Rieke war schon ein paar Schritte fort, blieb aber nun abrupt stehen und drehte sich zu Hinnerk um. »Wie war das?«

Er zuckte die Schultern. »War das nur ein Werbegag für den Hofladen, oder was?« Inzwischen klang er ziemlich patzig.

Rieke gab sich nicht mehr die Mühe, noch allzu höflich zu bleiben. »Du hast genau drei Minuten, um mir zu erklären, wovon du redest. Sonst lasse ich den Hund frei.« Sie nickte Richtung Hoftor.

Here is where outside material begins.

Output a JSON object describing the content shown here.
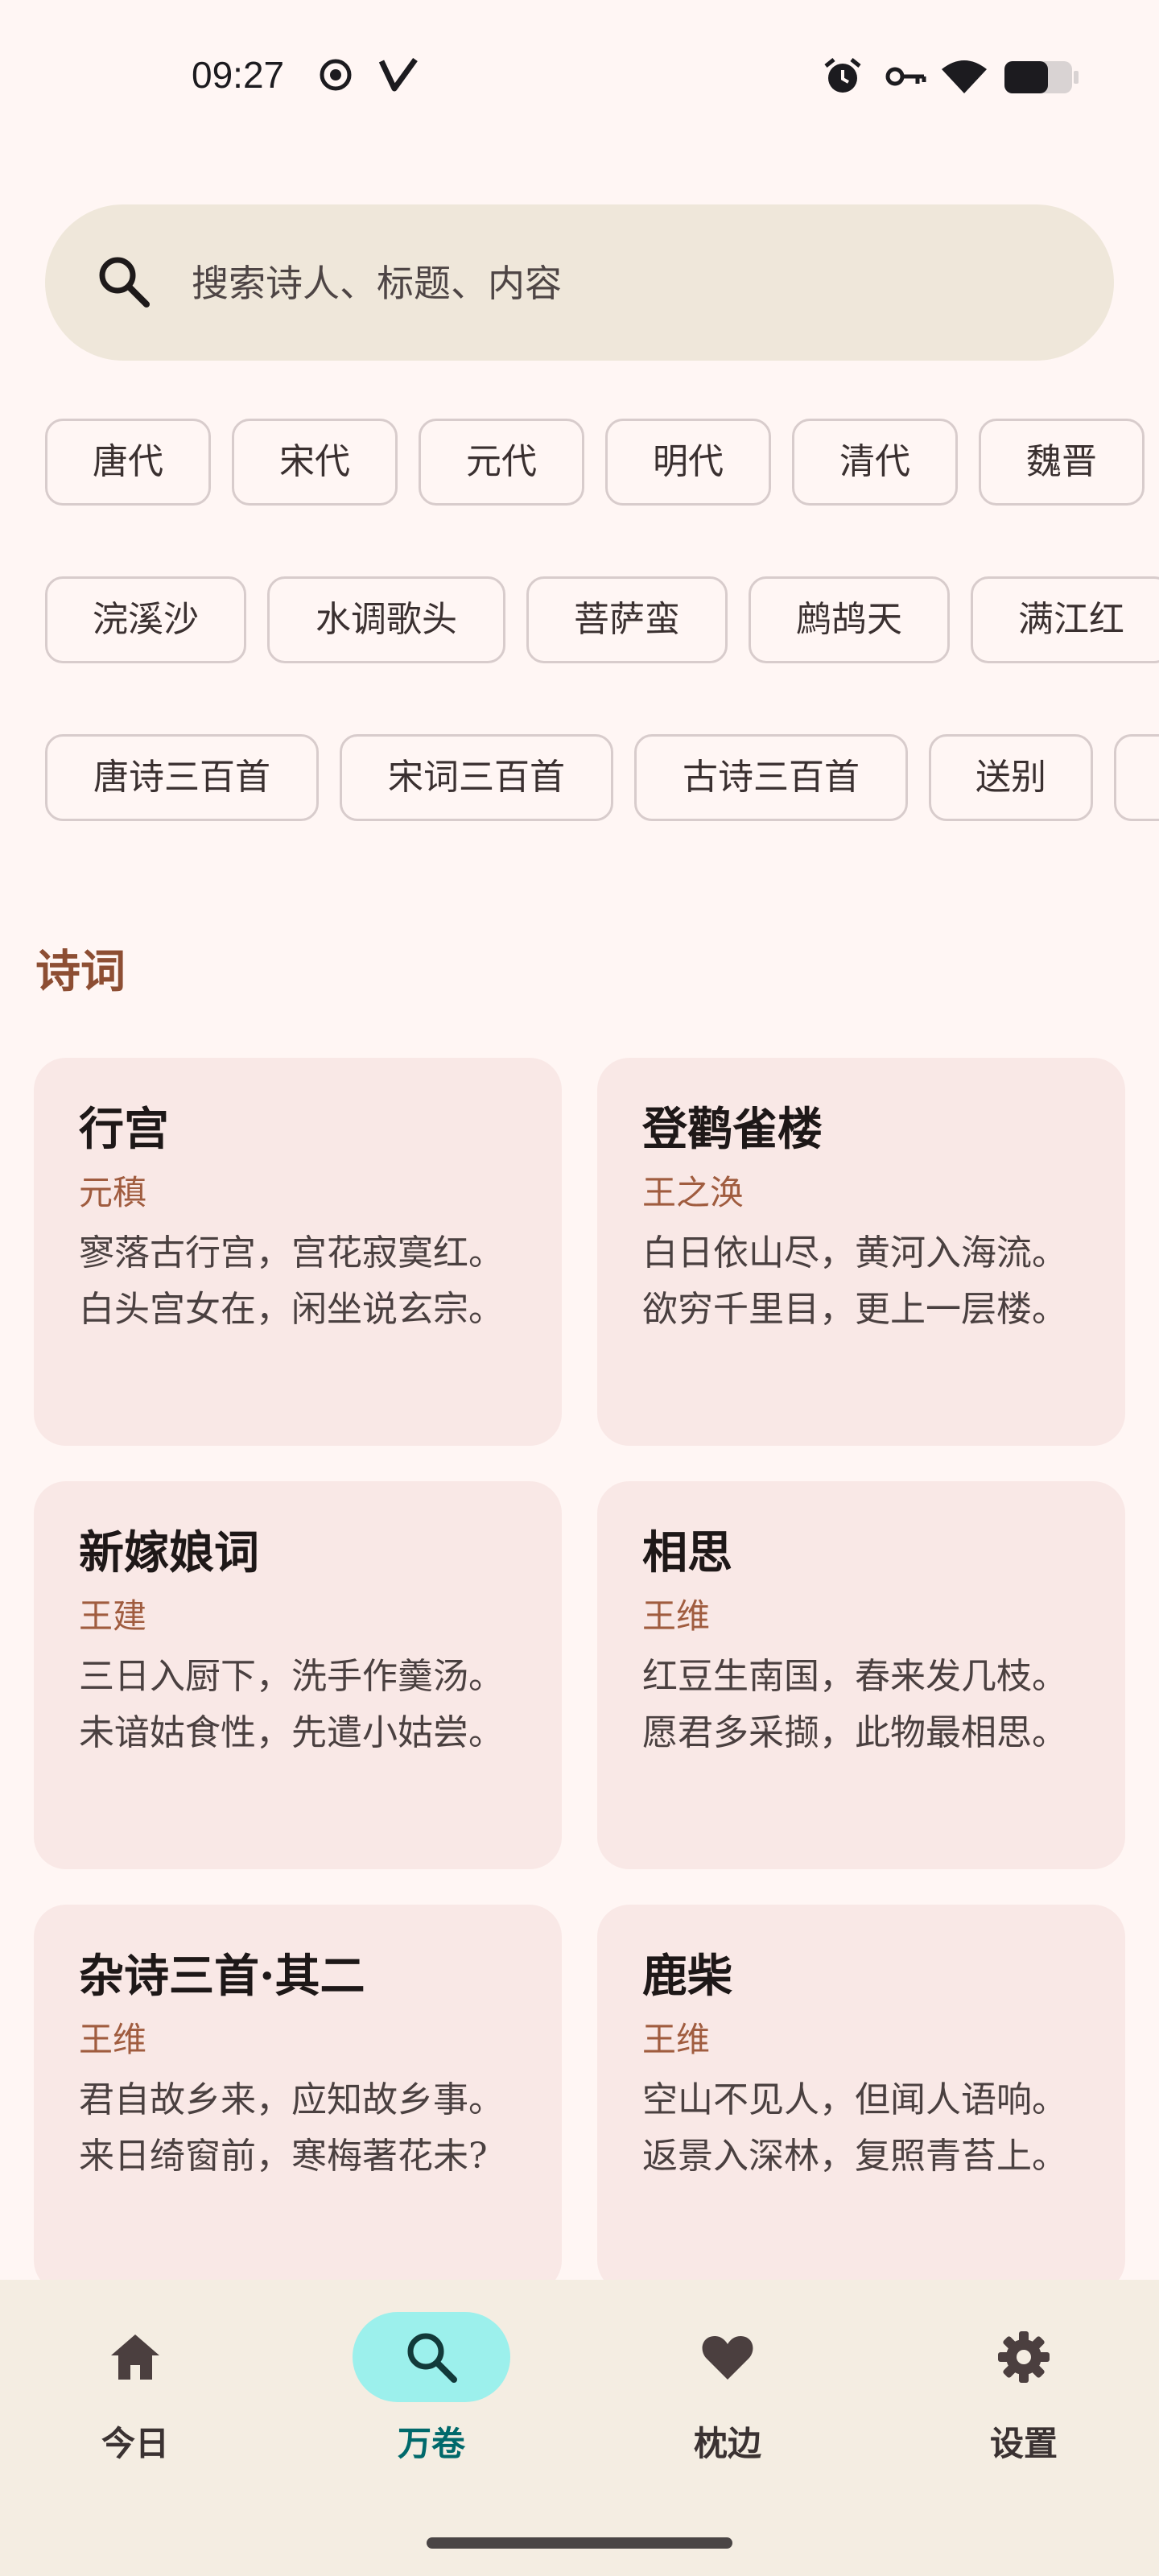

Dass Jagdhund Wahnfried eher verspielter Natur war und Fremde stets wie alte Freunde begrüßte, musste sie ihm ja nicht sagen.

Hinnerk schüttelte ungläubig den Kopf. »Das ist ja wohl ein schlechter Scherz, oder? Was sollte das denn alles auf Facebook? Von wegen Bäuerin sucht Kerl. Verarschen kann ich mich allein.« Wütend stapfte er davon.

Erst jetzt bemerkte Rieke ein Mofa, das neben dem Tor zum Hof abgestellt war. »Warte mal!«, rief sie und eilte ihm nach. »Bist du wirklich wegen dieser bescheuerten Sache im Internet herkommen?«

Er nickte, ging aber stumm weiter zu seinem Mofa.

Rieke blieb stehen und blickte ihm nach, als er bald darauf knatternd vom Hof fuhr.

»Das kann nicht gut ausgehen«, stöhnte sie und raufte sich die Haare.

•••

»Na, wie läuft das Geschäft?«

Rieke musste sich zusammenreißen, um Pfarrer Tidjen nicht ein paar unhöfliche Worte an den Kopf zu werfen. Aber ihre Laune war wirklich im Keller.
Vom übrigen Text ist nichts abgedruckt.